Most markets saw gains last week, with Europe playing catch-up, having tracked down or sideways for the last few months. In local currency terms, the Eurozone is still in negative territory over the last few months, but this is more than made up for by the strength of the currency, with the MSCI Eurozone index up 5% in USD over the same timeframe. That said there were a few soft patches. The Nasdaq was down, as was the S&P 500 on an equal-weighted basis. The Russell 2000 dropped 1.2%. Japanese small cap growth stocks also faltered with the volatile Mothers index falling 3.9%.

Will the euphoria continue? For the answer look at the Euro. As SocGen’s Andrew Lapthorne writes, earnings momentum appears increasingly polarised, “with the US enjoying its usual reporting season bounce on the back of analyst upgrades, and both Pacific ex Japan and Japan seeing sharp improvement in analyst optimism.” However both Europe ex UK and Emerging Markets, the standout US dollar performers this year, are yet to see a pickup in upgrades, with downgrades remaining more common. A big reason for this is the recent surge in the Euro, which is fast approaching 1.20, the level beyond which analysts have said any further gains will have an adverse impact on earnings.

What about fundamentals? Here there is far less confusion, and as Lapthorne writes, “stock valuations remain remarkably high, but as valuations alone tell us little or nothing in terms of market timing, it seems valuation concerns are increasingly ignored.”

No surprise there: in a market in which only capital flows (into ETFs) matter, fundamentals are ignored.

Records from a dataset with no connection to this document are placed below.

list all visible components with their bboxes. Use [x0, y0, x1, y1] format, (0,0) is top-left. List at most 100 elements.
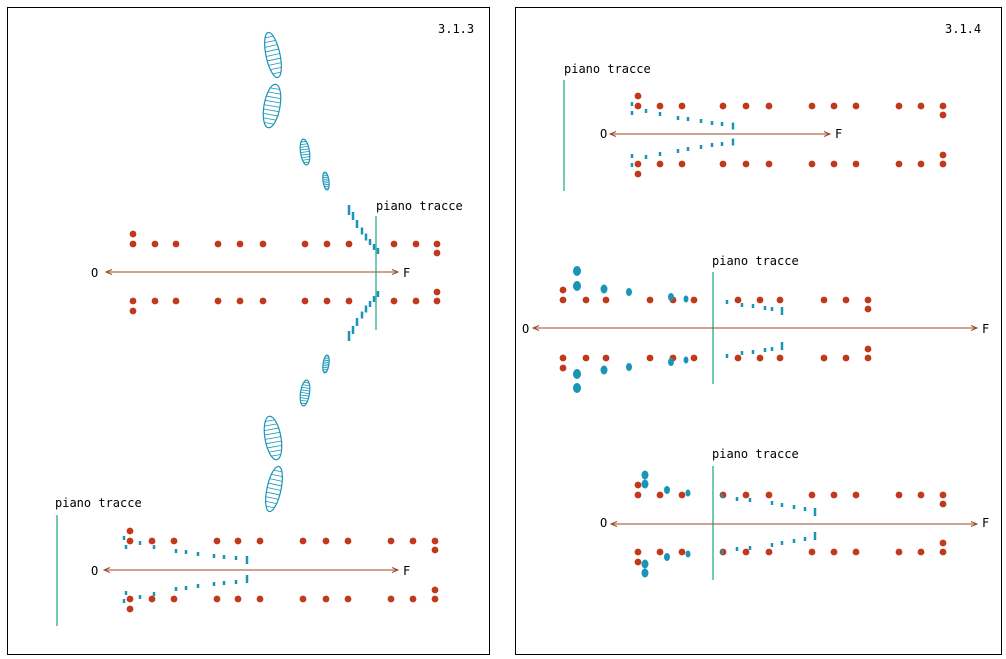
array-dot — [344, 595, 352, 603]
array-dot — [656, 491, 664, 499]
trace-ellipse-hatch — [264, 122, 274, 125]
trace-ellipse-hatch — [269, 478, 283, 482]
array-dot — [895, 491, 903, 499]
trace-mark — [376, 248, 380, 254]
array-dot — [322, 595, 330, 603]
array-dot — [765, 102, 773, 110]
array-dot — [656, 160, 664, 168]
array-dot — [323, 240, 331, 248]
array-dot — [852, 491, 860, 499]
array-dot — [734, 354, 742, 362]
trace-ellipse-hatch — [323, 183, 330, 186]
trace-mark — [731, 138, 735, 146]
trace-mark — [751, 304, 755, 308]
array-dot — [412, 240, 420, 248]
trace-ellipse-hatch — [324, 357, 330, 360]
array-dot — [634, 481, 642, 489]
trace-mark — [748, 546, 752, 550]
array-dot — [148, 537, 156, 545]
trace-ellipse-hatch — [265, 419, 275, 422]
plane-label-right-2: piano tracce — [712, 254, 799, 268]
axis-arrowhead — [970, 521, 979, 527]
array-dot — [301, 297, 309, 305]
trace-ellipse-hatch — [264, 427, 279, 432]
labels: piano tracce O F piano tracce O F piano … — [55, 62, 989, 578]
trace-mark — [152, 545, 156, 549]
trace-mark — [245, 556, 249, 564]
trace-ellipse-hatch — [322, 178, 329, 181]
trace-ellipse-hatch — [323, 173, 327, 175]
array-dot — [148, 595, 156, 603]
array-dot — [742, 102, 750, 110]
trace-mark — [212, 582, 216, 586]
trace-ellipse-hatch — [303, 161, 310, 164]
array-dot — [412, 297, 420, 305]
array-dot — [830, 548, 838, 556]
trace-ellipse-hatch — [323, 181, 330, 184]
array-dot — [756, 354, 764, 362]
array-dot — [939, 491, 947, 499]
trace-mark — [152, 592, 156, 596]
trace-blob — [668, 293, 674, 301]
array-dot — [756, 296, 764, 304]
trace-ellipse-hatch — [300, 394, 310, 397]
trace-ellipse-hatch — [267, 444, 282, 449]
array-dot — [719, 160, 727, 168]
array-dot — [939, 500, 947, 508]
array-dot — [213, 537, 221, 545]
trace-mark — [725, 300, 729, 304]
array-dot — [634, 170, 642, 178]
origin-label-right-2: O — [522, 322, 529, 336]
trace-mark — [364, 233, 368, 241]
trace-mark — [122, 536, 126, 540]
trace-mark — [124, 545, 128, 549]
trace-mark — [770, 307, 774, 311]
trace-mark — [792, 505, 796, 509]
trace-mark — [720, 550, 724, 554]
array-dot — [582, 354, 590, 362]
array-dot — [678, 160, 686, 168]
array-dot — [864, 296, 872, 304]
trace-mark — [184, 550, 188, 554]
trace-mark — [686, 117, 690, 121]
trace-ellipse-hatch — [322, 174, 328, 177]
trace-mark — [813, 532, 817, 540]
trace-ellipse-hatch — [323, 359, 330, 362]
axis-arrowhead — [970, 325, 979, 331]
axis-arrowhead — [104, 269, 113, 275]
focus-label-left-top: F — [403, 266, 410, 280]
array-dot — [213, 595, 221, 603]
trace-ellipse-hatch — [322, 180, 330, 182]
focus-label-right-1: F — [835, 127, 842, 141]
array-dot — [433, 240, 441, 248]
trace-mark — [770, 543, 774, 547]
array-dot — [431, 546, 439, 554]
array-dot — [820, 354, 828, 362]
trace-ellipse-hatch — [268, 62, 282, 66]
trace-ellipse-hatch — [300, 389, 310, 392]
array-dot — [852, 548, 860, 556]
array-dot — [602, 296, 610, 304]
plane-label-left-bottom: piano tracce — [55, 496, 142, 510]
trace-mark — [644, 155, 648, 159]
trace-ellipse-hatch — [325, 187, 329, 189]
axis-arrowhead — [609, 521, 618, 527]
array-dot — [323, 297, 331, 305]
array-dot — [742, 160, 750, 168]
trace-mark — [792, 539, 796, 543]
trace-mark — [360, 311, 364, 319]
trace-mark — [780, 503, 784, 507]
array-dot — [345, 240, 353, 248]
trace-mark — [780, 307, 784, 315]
array-dot — [234, 537, 242, 545]
trace-ellipse-hatch — [273, 469, 283, 473]
array-dot — [776, 354, 784, 362]
trace-ellipse-hatch — [265, 436, 281, 440]
trace-blob — [626, 363, 632, 371]
trace-ellipse-hatch — [270, 66, 282, 71]
trace-ellipse-hatch — [268, 449, 282, 453]
panel-left-frame — [7, 7, 490, 655]
array-dot — [431, 537, 439, 545]
trace-mark — [184, 586, 188, 590]
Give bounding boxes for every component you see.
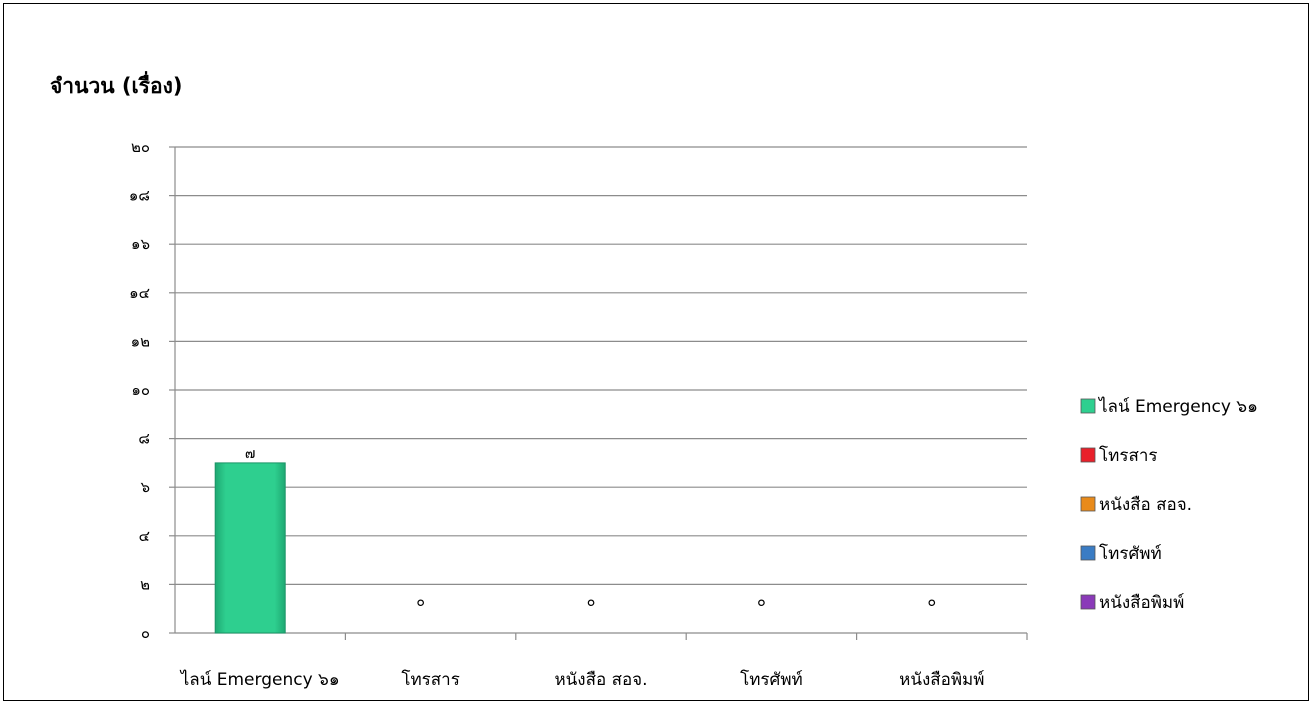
y-tick-label: ๒๐	[131, 138, 150, 156]
data-label: ๐	[587, 594, 596, 610]
y-tick-label: ๖	[140, 478, 150, 496]
legend-label: โทรสาร	[1099, 445, 1158, 466]
legend-swatch	[1080, 594, 1096, 610]
x-tick-label: โทรสาร	[401, 669, 460, 690]
legend-label: หนังสือ สอจ.	[1099, 495, 1192, 515]
legend-swatch	[1080, 496, 1096, 512]
y-tick-label: ๑๔	[129, 284, 150, 302]
x-tick-label: โทรศัพท์	[740, 669, 803, 690]
data-label: ๐	[416, 594, 425, 610]
legend-label: ไลน์ Emergency ๖๑	[1097, 396, 1258, 417]
y-tick-label: ๑๖	[131, 235, 150, 253]
y-tick-label: ๑๘	[129, 187, 150, 205]
legend-swatch	[1080, 545, 1096, 561]
x-tick-label: หนังสือพิมพ์	[899, 670, 984, 690]
y-tick-label: ๐	[141, 624, 150, 642]
data-label: ๐	[928, 594, 937, 610]
bar	[214, 462, 286, 634]
data-label: ๗	[245, 446, 256, 462]
y-axis-label: จำนวน (เรื่อง)	[50, 74, 183, 98]
legend-label: หนังสือพิมพ์	[1099, 593, 1184, 613]
y-tick-label: ๑๐	[131, 381, 150, 399]
x-tick-label: ไลน์ Emergency ๖๑	[179, 669, 340, 690]
legend-swatch	[1080, 447, 1096, 463]
legend-swatch	[1080, 398, 1096, 414]
legend-label: โทรศัพท์	[1099, 543, 1162, 564]
data-label: ๐	[757, 594, 766, 610]
y-tick-label: ๘	[138, 430, 150, 448]
y-tick-label: ๒	[140, 575, 150, 593]
x-tick-label: หนังสือ สอจ.	[554, 670, 647, 690]
y-tick-label: ๔	[139, 527, 150, 545]
y-tick-label: ๑๒	[131, 332, 150, 350]
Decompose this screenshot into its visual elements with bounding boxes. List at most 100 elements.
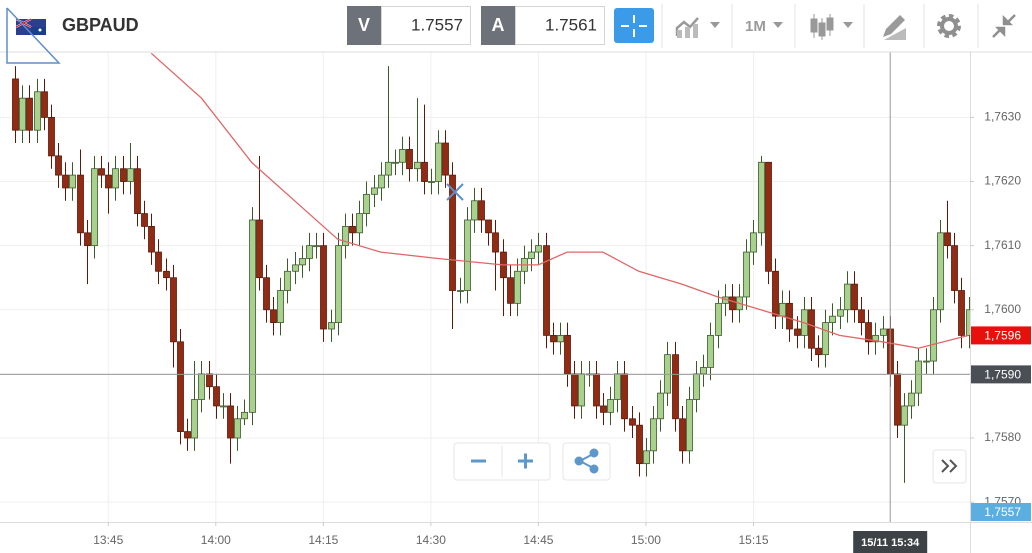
share-button[interactable] (562, 442, 611, 481)
candle-body (944, 232, 951, 247)
candle-body (342, 226, 349, 247)
candle-body (571, 373, 578, 407)
bid-price: 1.7557 (411, 15, 463, 34)
candle-body (693, 373, 700, 400)
y-tick-label: 1,7600 (984, 302, 1021, 316)
compress-button[interactable] (992, 14, 1016, 38)
candle-body (672, 354, 679, 420)
candle-body (421, 161, 428, 182)
ask-box (515, 6, 605, 45)
candle-body (371, 187, 378, 195)
candle-body (184, 431, 191, 439)
trade-marker (446, 183, 464, 201)
candle-body (335, 245, 342, 323)
candle-body (77, 174, 84, 234)
ask-label: A (492, 15, 505, 35)
header: GBPAUD V 1.7557 A 1.7561 1M (0, 0, 1032, 64)
symbol: GBPAUD (62, 15, 139, 35)
candle-body (41, 91, 48, 118)
candle-body (98, 168, 105, 176)
overlay-layer: 1,7596 1,7557 1,7590 15/11 15:34 (0, 52, 1031, 553)
candle-body (198, 373, 205, 400)
crosshair-icon (621, 15, 647, 37)
candle-body (69, 174, 76, 189)
candle-body (349, 226, 356, 234)
candle-body (313, 245, 320, 248)
settings-button[interactable] (937, 14, 961, 38)
candle-body (872, 335, 879, 343)
candle-body (399, 149, 406, 163)
crosshair-y-label: 1,7590 (984, 368, 1021, 382)
candle-body (600, 405, 607, 413)
candle-body (241, 411, 248, 420)
candle-body (12, 78, 19, 131)
indicators-button[interactable] (675, 17, 720, 38)
candle-body (937, 232, 944, 311)
candle-body (629, 418, 636, 426)
candle-body (700, 367, 707, 375)
candle-body (492, 232, 499, 253)
candle-body (915, 360, 922, 394)
scroll-end-button[interactable] (932, 449, 967, 484)
crosshair-x-label: 15/11 15:34 (861, 537, 920, 549)
bid-label: V (358, 15, 370, 35)
candle-body (26, 97, 33, 131)
candle-body (951, 245, 958, 291)
candle-body (457, 290, 464, 292)
candle-body (220, 405, 227, 408)
candle-body (428, 181, 435, 183)
candle-body (829, 315, 836, 323)
price-tag-label: 1,7596 (984, 329, 1021, 343)
candle-body (643, 450, 650, 465)
candle-body (557, 335, 564, 343)
candle-body (485, 219, 492, 234)
bid-box (381, 6, 471, 45)
timeframe[interactable]: 1M (745, 18, 766, 35)
chart-type-button[interactable] (810, 14, 853, 40)
y-tick-label: 1,7580 (984, 430, 1021, 444)
candle-body (707, 335, 714, 368)
ask-button[interactable] (481, 6, 515, 45)
candle-body (679, 418, 686, 452)
draw-button[interactable] (883, 15, 906, 40)
candle-body (657, 392, 664, 420)
candle-body (292, 264, 299, 272)
candle-body (808, 309, 815, 349)
zoom-in-button[interactable] (518, 453, 533, 469)
candle-body (650, 418, 657, 452)
candle-body (19, 97, 26, 131)
corner-triangle (6, 7, 61, 64)
candle-body (593, 373, 600, 407)
bid-button[interactable] (347, 6, 381, 45)
moving-average (150, 52, 969, 349)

That said – the SocGen strategist continues – “if individual stock valuations are largely unhelpful for timing markets, their correlation with future (one year forward or more) returns is relatively good.”

Today’s levels infer paltry low single digit future returns if we use history as our guide. Just to get back to average US enterprise values would need a 30% fall from here. Surely that should still be a concern?

Judging by today’s latest and greatest all-time high in the MSCI World index, we can safely say that the answer – still – remains a solid no.